Note that here we use `Obj.magic`

to do an unsafe type cast which relies on `Js.typeof`

. In practice, people may use `instanceof`

; the following is an imaginary example:

```
module A_or_b : sig
type t
val a : a -> t
val b : b -> t
type case =
| A of a
| B of b
val classify : t -> case
end = struct
type t =
| Any : 'a -> t
[@@unboxed]
type case =
| A of a
| B of b
let a (v : a) = Any v
let b = (v : b) = Any v
let classify ( Any v : t) =
if [%raw{|function (a) { return a instanceof globalThis.A}|}] v then A (Obj.magic v : a)
else B (Obj.magic b)
end
```

```
module A_or_b: {
type t;
let a: a => t;
let b: b => t;
type case =
| A(a)
| B(b);
let classify: t => case;
} = {
[@unboxed]
type t =
| Any('a): t;
type case =
| A(a)
| B(b);
let a = (v: a) => Any(v);
let b = (v: b) => Any(v);
let classify = (Any (v): t) =>
if ([%raw {|function (a) { return a instanceof globalThis.A}|}](v)) {
A(Obj.magic(v): a);
} else {
B(Obj.magic(b));
};
};
```

Here we suppose `a`

is of JS class type `A`

, and we use `instanceof`

to test it. Note we use some `unsafe`

code locally, but as long as such code is carefully reviewed, it has a safe boundary at the module level.

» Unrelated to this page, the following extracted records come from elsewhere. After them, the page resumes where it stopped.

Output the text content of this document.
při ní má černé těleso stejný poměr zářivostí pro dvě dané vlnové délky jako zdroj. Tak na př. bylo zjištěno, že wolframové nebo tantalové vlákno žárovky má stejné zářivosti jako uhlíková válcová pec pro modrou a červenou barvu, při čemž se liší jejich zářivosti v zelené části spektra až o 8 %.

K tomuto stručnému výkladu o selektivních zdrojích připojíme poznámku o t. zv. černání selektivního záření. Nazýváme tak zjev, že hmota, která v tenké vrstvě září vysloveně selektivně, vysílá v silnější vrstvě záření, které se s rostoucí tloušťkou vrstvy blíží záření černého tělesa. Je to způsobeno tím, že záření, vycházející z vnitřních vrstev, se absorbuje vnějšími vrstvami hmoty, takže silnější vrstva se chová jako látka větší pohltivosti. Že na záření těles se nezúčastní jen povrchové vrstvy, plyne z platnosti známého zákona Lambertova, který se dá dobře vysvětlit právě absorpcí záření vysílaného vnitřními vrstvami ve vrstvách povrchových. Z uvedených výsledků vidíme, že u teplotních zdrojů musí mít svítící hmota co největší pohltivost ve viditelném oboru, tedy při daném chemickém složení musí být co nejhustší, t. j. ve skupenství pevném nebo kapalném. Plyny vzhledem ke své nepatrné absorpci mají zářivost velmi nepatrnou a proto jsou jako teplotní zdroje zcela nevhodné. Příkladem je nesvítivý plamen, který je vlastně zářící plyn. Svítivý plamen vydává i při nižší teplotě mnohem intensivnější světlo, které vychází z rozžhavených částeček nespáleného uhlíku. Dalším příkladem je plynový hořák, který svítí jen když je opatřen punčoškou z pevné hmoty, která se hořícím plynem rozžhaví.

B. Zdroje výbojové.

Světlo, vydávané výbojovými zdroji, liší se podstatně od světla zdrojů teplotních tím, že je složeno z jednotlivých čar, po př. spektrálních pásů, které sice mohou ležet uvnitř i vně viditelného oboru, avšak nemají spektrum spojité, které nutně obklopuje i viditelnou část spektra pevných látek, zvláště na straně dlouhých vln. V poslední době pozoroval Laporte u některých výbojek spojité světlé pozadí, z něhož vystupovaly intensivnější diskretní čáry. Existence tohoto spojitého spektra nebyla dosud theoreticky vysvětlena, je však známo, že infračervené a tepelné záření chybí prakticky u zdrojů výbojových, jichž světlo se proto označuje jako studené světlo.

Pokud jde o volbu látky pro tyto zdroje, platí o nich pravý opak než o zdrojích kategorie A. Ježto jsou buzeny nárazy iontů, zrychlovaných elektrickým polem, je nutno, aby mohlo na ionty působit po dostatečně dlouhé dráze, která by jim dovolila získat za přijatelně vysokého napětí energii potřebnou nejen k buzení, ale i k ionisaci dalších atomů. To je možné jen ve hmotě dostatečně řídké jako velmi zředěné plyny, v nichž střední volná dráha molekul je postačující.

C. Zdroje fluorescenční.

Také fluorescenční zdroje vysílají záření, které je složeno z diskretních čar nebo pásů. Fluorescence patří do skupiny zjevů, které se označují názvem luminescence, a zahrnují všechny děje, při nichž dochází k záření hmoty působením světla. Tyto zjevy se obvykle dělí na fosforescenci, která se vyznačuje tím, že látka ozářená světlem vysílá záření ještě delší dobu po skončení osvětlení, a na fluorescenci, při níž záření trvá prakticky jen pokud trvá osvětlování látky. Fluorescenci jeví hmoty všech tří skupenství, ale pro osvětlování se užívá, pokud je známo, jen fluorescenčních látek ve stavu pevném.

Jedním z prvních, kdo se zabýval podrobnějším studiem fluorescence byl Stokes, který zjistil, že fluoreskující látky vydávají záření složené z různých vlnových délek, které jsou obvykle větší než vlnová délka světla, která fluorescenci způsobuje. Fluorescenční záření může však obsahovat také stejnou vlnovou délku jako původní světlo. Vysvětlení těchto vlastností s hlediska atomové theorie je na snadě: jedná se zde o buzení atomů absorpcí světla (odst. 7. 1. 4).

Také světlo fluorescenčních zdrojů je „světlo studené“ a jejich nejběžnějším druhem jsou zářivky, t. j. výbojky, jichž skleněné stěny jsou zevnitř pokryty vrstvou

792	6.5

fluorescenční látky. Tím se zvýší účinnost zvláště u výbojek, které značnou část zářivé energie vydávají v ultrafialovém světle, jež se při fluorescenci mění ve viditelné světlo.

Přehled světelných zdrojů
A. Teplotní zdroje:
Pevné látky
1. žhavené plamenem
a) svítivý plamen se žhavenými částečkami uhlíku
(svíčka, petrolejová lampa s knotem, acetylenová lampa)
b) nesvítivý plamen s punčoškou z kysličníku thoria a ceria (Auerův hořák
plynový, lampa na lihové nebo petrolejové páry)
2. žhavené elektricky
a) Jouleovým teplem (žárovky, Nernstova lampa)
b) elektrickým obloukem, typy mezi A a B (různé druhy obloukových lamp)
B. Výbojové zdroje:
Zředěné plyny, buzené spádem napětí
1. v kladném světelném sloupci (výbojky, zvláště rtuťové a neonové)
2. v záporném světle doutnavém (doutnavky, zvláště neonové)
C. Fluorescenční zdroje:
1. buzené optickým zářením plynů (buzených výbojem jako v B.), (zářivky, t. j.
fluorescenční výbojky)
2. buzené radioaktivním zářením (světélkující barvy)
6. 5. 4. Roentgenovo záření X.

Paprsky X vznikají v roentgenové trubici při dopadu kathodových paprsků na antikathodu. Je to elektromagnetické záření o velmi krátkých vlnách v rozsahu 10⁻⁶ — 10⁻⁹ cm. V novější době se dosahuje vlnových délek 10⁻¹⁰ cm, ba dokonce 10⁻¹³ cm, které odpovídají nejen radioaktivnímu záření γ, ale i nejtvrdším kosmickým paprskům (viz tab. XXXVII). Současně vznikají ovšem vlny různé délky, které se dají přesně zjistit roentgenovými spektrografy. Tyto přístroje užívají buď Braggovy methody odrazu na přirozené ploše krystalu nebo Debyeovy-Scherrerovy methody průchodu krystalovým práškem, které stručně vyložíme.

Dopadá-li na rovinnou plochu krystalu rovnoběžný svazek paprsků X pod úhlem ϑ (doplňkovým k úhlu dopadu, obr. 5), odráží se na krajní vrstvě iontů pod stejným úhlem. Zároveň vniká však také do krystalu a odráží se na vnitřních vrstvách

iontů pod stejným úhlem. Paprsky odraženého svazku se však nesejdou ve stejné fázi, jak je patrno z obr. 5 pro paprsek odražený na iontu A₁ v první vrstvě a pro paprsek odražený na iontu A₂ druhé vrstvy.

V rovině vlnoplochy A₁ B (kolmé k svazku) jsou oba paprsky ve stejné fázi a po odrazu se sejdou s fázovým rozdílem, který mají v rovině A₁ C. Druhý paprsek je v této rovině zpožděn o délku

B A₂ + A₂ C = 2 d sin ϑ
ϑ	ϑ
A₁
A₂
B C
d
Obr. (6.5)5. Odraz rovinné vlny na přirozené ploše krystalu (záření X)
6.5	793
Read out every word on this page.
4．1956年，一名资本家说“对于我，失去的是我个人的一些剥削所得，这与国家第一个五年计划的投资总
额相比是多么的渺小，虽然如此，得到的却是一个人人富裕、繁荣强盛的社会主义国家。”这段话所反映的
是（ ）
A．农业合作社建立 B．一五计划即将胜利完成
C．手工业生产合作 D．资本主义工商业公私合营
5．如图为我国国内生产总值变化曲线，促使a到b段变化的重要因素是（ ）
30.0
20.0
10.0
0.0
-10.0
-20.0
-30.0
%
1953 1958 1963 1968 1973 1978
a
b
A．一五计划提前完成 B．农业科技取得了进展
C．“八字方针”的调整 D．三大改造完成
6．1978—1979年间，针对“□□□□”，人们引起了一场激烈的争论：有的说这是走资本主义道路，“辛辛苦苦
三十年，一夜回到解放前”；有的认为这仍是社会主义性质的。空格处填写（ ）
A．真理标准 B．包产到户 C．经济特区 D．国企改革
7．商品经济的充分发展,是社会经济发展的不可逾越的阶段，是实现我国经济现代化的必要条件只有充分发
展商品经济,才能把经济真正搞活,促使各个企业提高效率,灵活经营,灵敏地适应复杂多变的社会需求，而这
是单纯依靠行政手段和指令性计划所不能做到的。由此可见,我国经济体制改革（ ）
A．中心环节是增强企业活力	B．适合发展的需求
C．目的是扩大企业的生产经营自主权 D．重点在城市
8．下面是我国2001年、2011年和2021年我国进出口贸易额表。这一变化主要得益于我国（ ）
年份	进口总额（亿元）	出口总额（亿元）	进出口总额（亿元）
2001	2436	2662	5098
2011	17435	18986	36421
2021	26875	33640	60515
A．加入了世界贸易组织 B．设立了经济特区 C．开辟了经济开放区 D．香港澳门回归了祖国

To conclude: thanks to `unboxed`

attributes and the module language, we introduce a systematic way to convert values from `union types`

(untagged union types) to `algebraic data types`

(tagged union types). This sort of conversion relies on user level knowledge and has to be reviewed carefully. For some cases where `classify`

is not needed, it can be done in a completely type safe way.